At times, We’re not too big to care suffers a bit in its pleading tone. Be kinder, respect others, stay informed, care more. Because this exhibition isn’t simply a rally against the privatisation of our everyday interests but a broader proposition on exhibition making and the responsibilities that a cultural institution must take on in relation to their respective audiences. What are its ethics, and what of its duty to care?

At the reopening of the Gus Fisher Gallery, and the opening of this exhibition, it was hard not to notice the self congratulatory remarks made by certain guest speakers on the important role (or lack thereof) that the University of Auckland has to play in supporting the creative arts. Given the recent backlash against the university and its decision close three of its specialist libraries, and the particular vitriol this drew from the students body and cultural commentators alike, the Gus Fisher Gallery needs to be seen as more than a showpiece of the university. The question is whether it can stand up to the university and critique the institutions that also sustain it.

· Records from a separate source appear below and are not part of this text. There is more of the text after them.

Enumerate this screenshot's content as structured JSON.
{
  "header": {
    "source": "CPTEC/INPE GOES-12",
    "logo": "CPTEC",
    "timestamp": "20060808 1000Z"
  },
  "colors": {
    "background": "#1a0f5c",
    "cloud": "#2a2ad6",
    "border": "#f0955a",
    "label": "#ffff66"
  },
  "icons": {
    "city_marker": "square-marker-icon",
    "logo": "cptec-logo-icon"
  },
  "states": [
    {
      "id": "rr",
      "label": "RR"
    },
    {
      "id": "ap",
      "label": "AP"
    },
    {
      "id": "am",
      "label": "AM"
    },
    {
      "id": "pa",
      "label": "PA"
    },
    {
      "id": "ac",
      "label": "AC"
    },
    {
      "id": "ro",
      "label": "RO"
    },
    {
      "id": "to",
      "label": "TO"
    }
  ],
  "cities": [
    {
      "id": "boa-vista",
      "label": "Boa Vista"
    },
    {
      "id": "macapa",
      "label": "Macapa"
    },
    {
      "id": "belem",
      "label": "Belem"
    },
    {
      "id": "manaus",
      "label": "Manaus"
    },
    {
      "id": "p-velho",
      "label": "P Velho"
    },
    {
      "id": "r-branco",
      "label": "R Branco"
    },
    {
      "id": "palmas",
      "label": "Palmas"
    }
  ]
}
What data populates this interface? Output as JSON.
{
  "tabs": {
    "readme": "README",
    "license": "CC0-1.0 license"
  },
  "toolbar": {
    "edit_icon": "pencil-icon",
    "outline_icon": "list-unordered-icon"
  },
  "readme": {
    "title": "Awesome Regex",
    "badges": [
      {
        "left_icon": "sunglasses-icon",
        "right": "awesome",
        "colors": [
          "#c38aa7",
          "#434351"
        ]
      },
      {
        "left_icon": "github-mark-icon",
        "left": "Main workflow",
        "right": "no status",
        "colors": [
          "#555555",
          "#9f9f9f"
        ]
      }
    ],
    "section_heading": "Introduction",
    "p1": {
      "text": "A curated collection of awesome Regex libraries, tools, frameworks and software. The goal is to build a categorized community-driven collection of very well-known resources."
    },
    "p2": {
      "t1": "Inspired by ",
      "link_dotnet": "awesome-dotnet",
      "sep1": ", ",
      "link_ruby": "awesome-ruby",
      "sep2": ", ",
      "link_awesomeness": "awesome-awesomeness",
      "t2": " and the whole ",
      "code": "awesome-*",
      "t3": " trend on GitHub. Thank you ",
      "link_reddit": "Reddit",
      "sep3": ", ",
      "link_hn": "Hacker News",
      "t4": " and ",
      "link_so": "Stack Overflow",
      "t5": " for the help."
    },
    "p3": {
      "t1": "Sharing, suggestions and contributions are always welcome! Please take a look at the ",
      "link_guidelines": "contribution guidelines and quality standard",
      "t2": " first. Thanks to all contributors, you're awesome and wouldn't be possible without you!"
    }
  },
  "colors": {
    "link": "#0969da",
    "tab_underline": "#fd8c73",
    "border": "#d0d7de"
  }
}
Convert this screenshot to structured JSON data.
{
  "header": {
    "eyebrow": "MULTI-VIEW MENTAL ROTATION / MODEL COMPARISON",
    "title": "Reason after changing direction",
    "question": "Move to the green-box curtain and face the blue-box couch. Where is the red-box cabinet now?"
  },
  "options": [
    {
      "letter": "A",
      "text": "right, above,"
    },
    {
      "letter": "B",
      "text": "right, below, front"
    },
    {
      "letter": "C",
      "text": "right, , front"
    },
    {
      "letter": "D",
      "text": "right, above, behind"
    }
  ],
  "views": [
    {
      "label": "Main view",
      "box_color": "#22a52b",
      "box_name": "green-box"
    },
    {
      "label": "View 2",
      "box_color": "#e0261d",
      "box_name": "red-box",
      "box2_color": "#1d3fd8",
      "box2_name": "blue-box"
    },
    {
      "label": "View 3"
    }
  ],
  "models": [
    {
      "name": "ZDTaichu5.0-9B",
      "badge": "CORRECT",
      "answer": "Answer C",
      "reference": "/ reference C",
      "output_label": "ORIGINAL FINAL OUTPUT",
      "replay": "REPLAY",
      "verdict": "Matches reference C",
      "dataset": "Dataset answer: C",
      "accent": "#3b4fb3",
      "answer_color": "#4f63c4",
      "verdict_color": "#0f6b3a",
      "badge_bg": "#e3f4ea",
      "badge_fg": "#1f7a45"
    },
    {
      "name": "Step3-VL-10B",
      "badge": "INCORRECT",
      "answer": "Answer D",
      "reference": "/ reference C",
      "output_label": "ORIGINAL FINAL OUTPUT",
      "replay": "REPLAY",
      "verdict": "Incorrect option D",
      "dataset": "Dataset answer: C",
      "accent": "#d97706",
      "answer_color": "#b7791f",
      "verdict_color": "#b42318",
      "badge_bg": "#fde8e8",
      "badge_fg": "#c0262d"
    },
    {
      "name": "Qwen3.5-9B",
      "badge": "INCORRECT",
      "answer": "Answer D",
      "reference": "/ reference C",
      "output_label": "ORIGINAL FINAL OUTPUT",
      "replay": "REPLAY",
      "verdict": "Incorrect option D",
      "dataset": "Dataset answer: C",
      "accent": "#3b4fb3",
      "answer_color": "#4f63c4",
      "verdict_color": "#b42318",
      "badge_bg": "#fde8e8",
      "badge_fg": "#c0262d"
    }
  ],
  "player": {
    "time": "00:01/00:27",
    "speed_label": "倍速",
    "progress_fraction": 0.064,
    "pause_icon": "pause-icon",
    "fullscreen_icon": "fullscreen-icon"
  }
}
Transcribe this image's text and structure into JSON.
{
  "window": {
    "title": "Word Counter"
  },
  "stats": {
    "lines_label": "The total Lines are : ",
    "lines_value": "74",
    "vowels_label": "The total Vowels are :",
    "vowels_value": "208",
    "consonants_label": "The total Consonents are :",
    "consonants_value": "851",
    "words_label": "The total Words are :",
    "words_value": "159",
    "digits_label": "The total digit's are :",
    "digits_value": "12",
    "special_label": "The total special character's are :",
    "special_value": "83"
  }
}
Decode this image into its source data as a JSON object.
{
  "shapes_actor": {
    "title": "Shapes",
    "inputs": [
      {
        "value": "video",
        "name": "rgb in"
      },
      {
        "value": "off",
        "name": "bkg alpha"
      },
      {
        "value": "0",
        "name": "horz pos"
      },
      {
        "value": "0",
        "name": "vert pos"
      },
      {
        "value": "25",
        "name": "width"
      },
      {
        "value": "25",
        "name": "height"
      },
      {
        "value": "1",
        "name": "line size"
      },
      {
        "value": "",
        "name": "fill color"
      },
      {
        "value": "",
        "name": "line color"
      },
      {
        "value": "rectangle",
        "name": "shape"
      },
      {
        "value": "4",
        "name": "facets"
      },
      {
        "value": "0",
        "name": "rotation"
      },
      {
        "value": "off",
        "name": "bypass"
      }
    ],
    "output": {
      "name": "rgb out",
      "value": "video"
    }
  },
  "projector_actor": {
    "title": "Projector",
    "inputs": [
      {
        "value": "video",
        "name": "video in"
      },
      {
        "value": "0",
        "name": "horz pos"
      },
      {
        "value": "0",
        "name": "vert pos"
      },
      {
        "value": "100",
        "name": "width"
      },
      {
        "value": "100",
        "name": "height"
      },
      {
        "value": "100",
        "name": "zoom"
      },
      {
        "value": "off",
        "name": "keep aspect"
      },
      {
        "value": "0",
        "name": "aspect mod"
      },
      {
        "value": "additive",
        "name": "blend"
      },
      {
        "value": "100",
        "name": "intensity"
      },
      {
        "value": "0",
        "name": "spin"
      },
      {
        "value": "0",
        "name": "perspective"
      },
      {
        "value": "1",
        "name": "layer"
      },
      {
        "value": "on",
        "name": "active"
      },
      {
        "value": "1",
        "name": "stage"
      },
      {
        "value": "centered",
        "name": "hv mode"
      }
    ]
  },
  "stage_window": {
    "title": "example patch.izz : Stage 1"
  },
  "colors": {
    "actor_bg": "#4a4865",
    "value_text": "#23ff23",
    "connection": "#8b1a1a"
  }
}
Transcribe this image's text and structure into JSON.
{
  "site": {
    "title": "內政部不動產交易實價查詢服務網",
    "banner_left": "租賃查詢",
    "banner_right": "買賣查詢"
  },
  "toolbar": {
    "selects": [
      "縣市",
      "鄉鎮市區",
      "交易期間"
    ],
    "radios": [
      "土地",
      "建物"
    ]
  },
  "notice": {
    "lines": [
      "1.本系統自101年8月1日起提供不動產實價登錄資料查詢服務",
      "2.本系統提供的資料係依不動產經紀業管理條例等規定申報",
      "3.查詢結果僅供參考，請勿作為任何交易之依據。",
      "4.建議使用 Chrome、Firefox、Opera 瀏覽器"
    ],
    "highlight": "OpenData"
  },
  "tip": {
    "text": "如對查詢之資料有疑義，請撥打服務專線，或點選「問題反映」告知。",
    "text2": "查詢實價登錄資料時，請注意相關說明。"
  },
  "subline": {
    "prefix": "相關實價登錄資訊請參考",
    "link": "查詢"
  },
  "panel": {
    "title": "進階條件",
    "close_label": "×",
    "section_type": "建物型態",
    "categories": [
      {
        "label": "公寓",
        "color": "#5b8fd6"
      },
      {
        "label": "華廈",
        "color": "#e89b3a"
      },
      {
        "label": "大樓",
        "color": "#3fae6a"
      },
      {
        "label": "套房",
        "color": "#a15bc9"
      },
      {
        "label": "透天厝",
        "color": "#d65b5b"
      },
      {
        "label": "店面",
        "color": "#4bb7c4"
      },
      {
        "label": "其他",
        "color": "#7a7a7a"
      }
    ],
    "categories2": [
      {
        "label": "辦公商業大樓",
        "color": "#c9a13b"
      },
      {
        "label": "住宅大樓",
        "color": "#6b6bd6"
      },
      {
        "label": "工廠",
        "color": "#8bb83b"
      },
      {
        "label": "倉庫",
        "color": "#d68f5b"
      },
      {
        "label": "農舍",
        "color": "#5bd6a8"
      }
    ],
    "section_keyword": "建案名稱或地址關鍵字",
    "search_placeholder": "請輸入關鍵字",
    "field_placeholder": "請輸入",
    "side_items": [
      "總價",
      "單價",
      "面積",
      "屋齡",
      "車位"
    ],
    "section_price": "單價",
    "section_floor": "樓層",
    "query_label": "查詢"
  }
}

In Angela Tiatia’s The Fall, we bear witness to a lavish premonition of a society in collapse. As the camera slowly pans across a set, actors charge forward with machetes, others loot the shelves of a makeshift supermarket, gorge themselves on sugar or calmly watch on. It’s a scene of excess that draws comparison to Heironymous Bosch’s The Garden of Earthy Delights, recreated from oral accounts from civilian and military survivors of the battle, and eventual fall, of Singapore. Amongst these seething vignettes are the stories of mothers who put flour into the hair of their daughters to make them less attractive to the invading Japanese, and of soldiers who abandoned all hope and bathed in the remains of carefully rationed water. There’s something unsettling in the way that this trauma has been filtered to provide a visually sumptuous cautionary tale. However, in the last frames of The Fall the camera passes across a mirror revealing the artist and camera crew as live agents, suggesting their own complicity in these acts.

Benefiting from relative financial security, the Gus Fisher Gallery should ask itself whether it is not also complicit in the pro-market ideals it sets out to critique. Is free labour not abetted by the competitive basis of neo-liberalism? Although university art galleries globally are no longer bound by traditional demands to be “teaching” facilities, how do we distinguish between what is ‘educational’ and what simply raises the profile of a campus? Have the lines between university art galleries and their civic counterparts become too blurred? Does it matter? Regardless, We’re not too big to care raises a lot of interesting propositions. It’s worth visiting for Asia One alone. Yet collectively the works in this exhibition form a compelling ensemble, a truely challenging exhibition that is currently often missing within Tāmaki Makaurau. Let’s hope that this is just the beginning of more good things to come.


1 Jiayang Fan, “How E-commerce Is Transforming Rural China”, The New Yorker, July 16, 2018.